眠りから覚めて
「ダークエルフの方の配置は完了し、三交代で監視の方を続けております」
「ああ……そうかもう二日も経ってるから……」
僕は再度ベッドに体を預けた。随分早くて流石慣れてるなと思ったけど、二日も寝てたことを思い出し自分に対して少し焦燥感を抱いてしまう。二日あれば色々出来たのに……。
「お気になさらず。侯爵が陣頭指揮を執っておられます。大分はりきってらっしゃいますから」
「あ、ありがとうございます。全く情けないですね二日も……」
「いえ、体のケアは大事です。そしてこの先更に大変になるのですから、今倒れて改めて自らを省みるそして改善する事が何より大事と考えます」
アステスさんの言葉に頷き天井を見つめる。今更倒れた事についてイライラしても始まらない。寧ろそこを挽回する為にどうすればいいのか、そこを考えないと。
「そうだね。忙しい時にでも鍛錬を少しでも隙間で入れて鍛え続けよう。取り敢えず何をしようかな」
「先ずは着替えられて朝食を取られては如何かと」
僕は体を起こしてベッドから出て着替える。アステスさんも大人しく寝ている事の方が体に悪いと思ってくれたのか、促すように言ってくれた。
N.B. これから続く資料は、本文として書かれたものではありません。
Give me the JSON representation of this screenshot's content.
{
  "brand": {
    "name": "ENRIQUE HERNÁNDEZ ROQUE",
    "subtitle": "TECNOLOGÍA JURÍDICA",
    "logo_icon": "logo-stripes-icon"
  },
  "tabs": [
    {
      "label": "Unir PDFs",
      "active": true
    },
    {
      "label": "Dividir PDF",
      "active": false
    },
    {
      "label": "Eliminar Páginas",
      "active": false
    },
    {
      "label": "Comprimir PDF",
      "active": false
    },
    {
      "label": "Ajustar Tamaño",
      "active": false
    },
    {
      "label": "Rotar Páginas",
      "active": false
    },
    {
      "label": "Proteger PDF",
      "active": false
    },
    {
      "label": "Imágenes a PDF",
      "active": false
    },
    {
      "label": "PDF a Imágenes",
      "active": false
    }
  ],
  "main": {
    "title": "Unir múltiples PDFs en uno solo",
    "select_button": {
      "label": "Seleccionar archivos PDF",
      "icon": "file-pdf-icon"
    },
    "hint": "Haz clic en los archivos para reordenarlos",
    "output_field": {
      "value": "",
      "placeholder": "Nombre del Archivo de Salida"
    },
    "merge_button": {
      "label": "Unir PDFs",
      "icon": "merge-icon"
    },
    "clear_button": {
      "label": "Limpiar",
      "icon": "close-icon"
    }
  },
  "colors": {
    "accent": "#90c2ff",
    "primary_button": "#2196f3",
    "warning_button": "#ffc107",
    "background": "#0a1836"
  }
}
そのまま食堂まで行き朝食を取っている。サラダに水にパンと目玉焼き。こうして普通に食べていたけど、ここまで出来るのに凄く労力が掛かっている。農作物を育てるのと収穫が上手く行かなければ一品一品減って行く事になるだろう。
「辛気臭い顔しちゃって」
小さい窓からシルフが入ってきて僕の目玉焼きの横に座った。わざと箸でどかすと、その手をパンチしてきた。
「シルフ助かったよ。ありがとう」
「当然の事をしたまでよ。私って頼りになるでしょ?」
「勿論。これからも頼りにしてるよ」
暫くやり取りして治まった後お礼を告げると、腰に手を当てて澄まし顔でウインクしてきた。
「そう言えばエルフは」
「さぁね。私は興味ないわ」
「エルフはあの後内情が荒れているようでして」
アステスさんの顔が曇ったのを見て、良くない感じなんだろうと察した。恐らく爺やさんが暴走したんだろうな。
「他はどうかな」
「あの族長が来たわよ」
「ジンガさんが?」
「そう。何でか知らないけど康紀が倒れているのを察して帰って行ったわ」
「そうか……今度また顔を出さないとね。他は?」
「原住民と思われる者たちが来ましたが、お帰り願いました」
一応どんな理由か聞こうとしたけど、アステスさんが敢えて言わないという事は中々酷かったに違いない。まぁ奇襲を掛けて来る位だから仕方ない事なのかもしれない。
「となると中々右方面を抑えるには苦労しそうだね」
「はい。我々の後方は我々が居を構えた関係で部族はおりませんが、ゴブリンのような者たちがいる可能性は捨てきれません」
「そっか。ならそっちも手を付けないといけないね。ダンジョンとかがあったら一時閉鎖しておければ良いんだけど」
「私たちで出来る事があると思われます。ですが全ては難しいですから潰す必要があるかもしれません」
「出来れば冒険者とかを使って潰せると良いんだけどね。グラディウス王国より北でもダンジョンとかまだ多いのかな」
「康紀様の種族で言えば人間ですが、大陸全てにおいて人間の割合は多くありません」
「そうなんだ……という事は目に見えて多い種族以外にも色々いるって事か。そしてそれがダンジョンという穴倉を住処にしている可能性がある、ボブゴブリンたちのように」
そうそこで他から流れてきたリザード族と小競り合いになり追い出された。正直わだかまりはあるだろう。何とか後々にそういった部分を解消していければと思う。
親分ともそこは話さないといけない。僕の失態でジャンさんにお願いしている事が多いし。